Only Promote Code In Your CI/CD Pipeline
Promoting code only through your CI/CD pipeline into your production environment is a surefire way to have your code adhere to CI/CD development and deployment standards. That’s because, for every stage of your pipeline that your code goes through, you’re responsible for applying your team’s pre-defined software development meant standards and best practices.
If you’re only promoting code in your pipeline, you never need to worry that untrusted, untested code is being pushed into production. In order to make this happen, you need to closely coordinate with your network infrastructure, DevOps, operational security, and software development teams about what best practices to enforce for code that needs to get pushed through your pipeline.
This can allow you to resolve one-hundred percent of issues in your code with the same continuous implementation and deployment of best practices that you use on the rest of your code.
Make Failure a Part of Your Development
It’s important that you and your team code around potential failures in CI/CD. This is because there are multiple teams you are likely going to work together with, such as information security, operations, QA, and DevOps. When you are coding in CI/CD, you need to make sure you build a system that has response features ready to tackle planned failures.
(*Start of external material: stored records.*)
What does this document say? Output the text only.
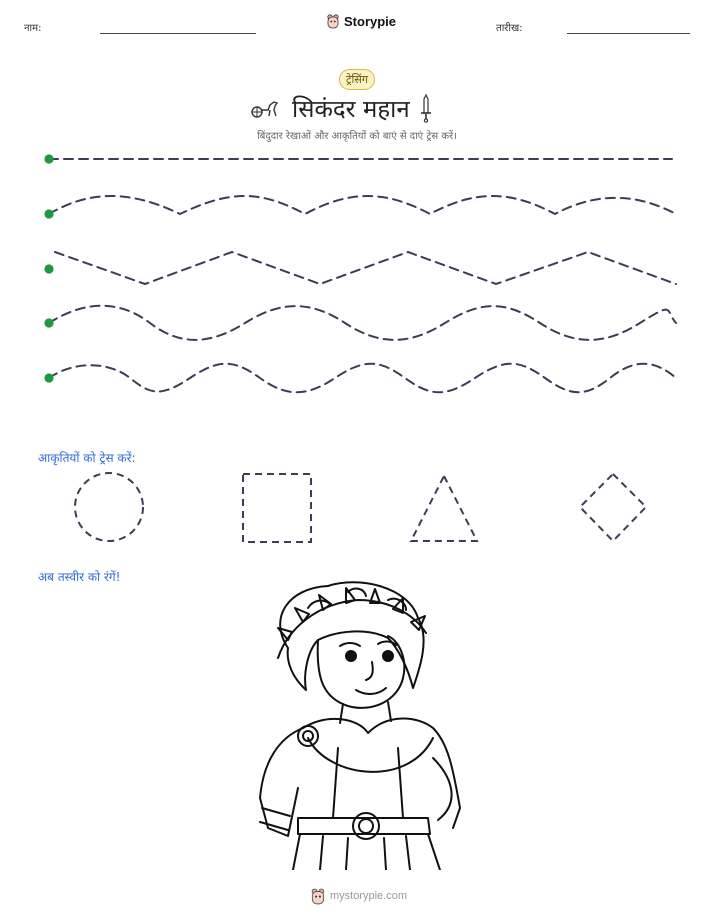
नाम:	Storypie	तारीख:
ट्रेसिंग
सिकंदर महान
बिंदुदार रेखाओं और आकृतियों को बाएं से दाएं ट्रेस करें।
आकृतियों को ट्रेस करें:
अब तस्वीर को रंगें!
mystorypie.com
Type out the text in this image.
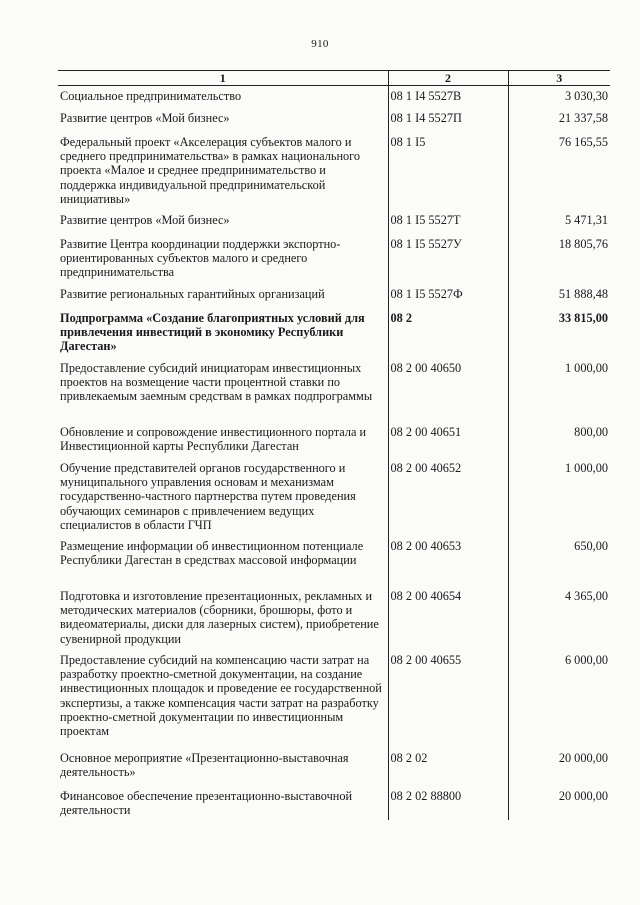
910
1	2	3
Социальное предпринимательство	08 1 I4 5527В	3 030,30
Развитие центров «Мой бизнес»	08 1 I4 5527П	21 337,58
Федеральный проект «Акселерация субъектов малого и среднего предпринимательства» в рамках национального проекта «Малое и среднее предпринимательство и поддержка индивидуальной предпринимательской инициативы»	08 1 I5	76 165,55
Развитие центров «Мой бизнес»	08 1 I5 5527Т	5 471,31
Развитие Центра координации поддержки экспортно-ориентированных субъектов малого и среднего предпринимательства	08 1 I5 5527У	18 805,76
Развитие региональных гарантийных организаций	08 1 I5 5527Ф	51 888,48
Подпрограмма «Создание благоприятных условий для привлечения инвестиций в экономику Республики Дагестан»	08 2	33 815,00
Предоставление субсидий инициаторам инвестиционных проектов на возмещение части процентной ставки по привлекаемым заемным средствам в рамках подпрограммы	08 2 00 40650	1 000,00
Обновление и сопровождение инвестиционного портала и Инвестиционной карты Республики Дагестан	08 2 00 40651	800,00
Обучение представителей органов государственного и муниципального управления основам и механизмам государственно-частного партнерства путем проведения обучающих семинаров с привлечением ведущих специалистов в области ГЧП	08 2 00 40652	1 000,00
Размещение информации об инвестиционном потенциале Республики Дагестан в средствах массовой информации	08 2 00 40653	650,00
Подготовка и изготовление презентационных, рекламных и методических материалов (сборники, брошюры, фото и видеоматериалы, диски для лазерных систем), приобретение сувенирной продукции	08 2 00 40654	4 365,00
Предоставление субсидий на компенсацию части затрат на разработку проектно-сметной документации, на создание инвестиционных площадок и проведение ее государственной экспертизы, а также компенсация части затрат на разработку проектно-сметной документации по инвестиционным проектам	08 2 00 40655	6 000,00
Основное мероприятие «Презентационно-выставочная деятельность»	08 2 02	20 000,00
Финансовое обеспечение презентационно-выставочной деятельности	08 2 02 88800	20 000,00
It can be uncomfortable to discuss a buggy feature you coded with your teammates, But, in fact, using retrospectives that analyze failures in code and consider multiple alternative solutions for next time are essential to CI/CD software development environments.
Without a plan to build-in failure responses and improve from them, it can be difficult to know how best to optimize your software development phases. Use failures as a way to refine your CI/CD development and make your code the best it can be.
Remember to work your CI/CD pipeline around your coding processes and tools, not the other way around. Your CI/CD pipeline opens up new ways to creatively code together and optimize your software development lifecycle.
It can take some time to fully adapt your development to CI/CD, but once you do, your testing, development, and deployment of code will become faster and more efficient than ever.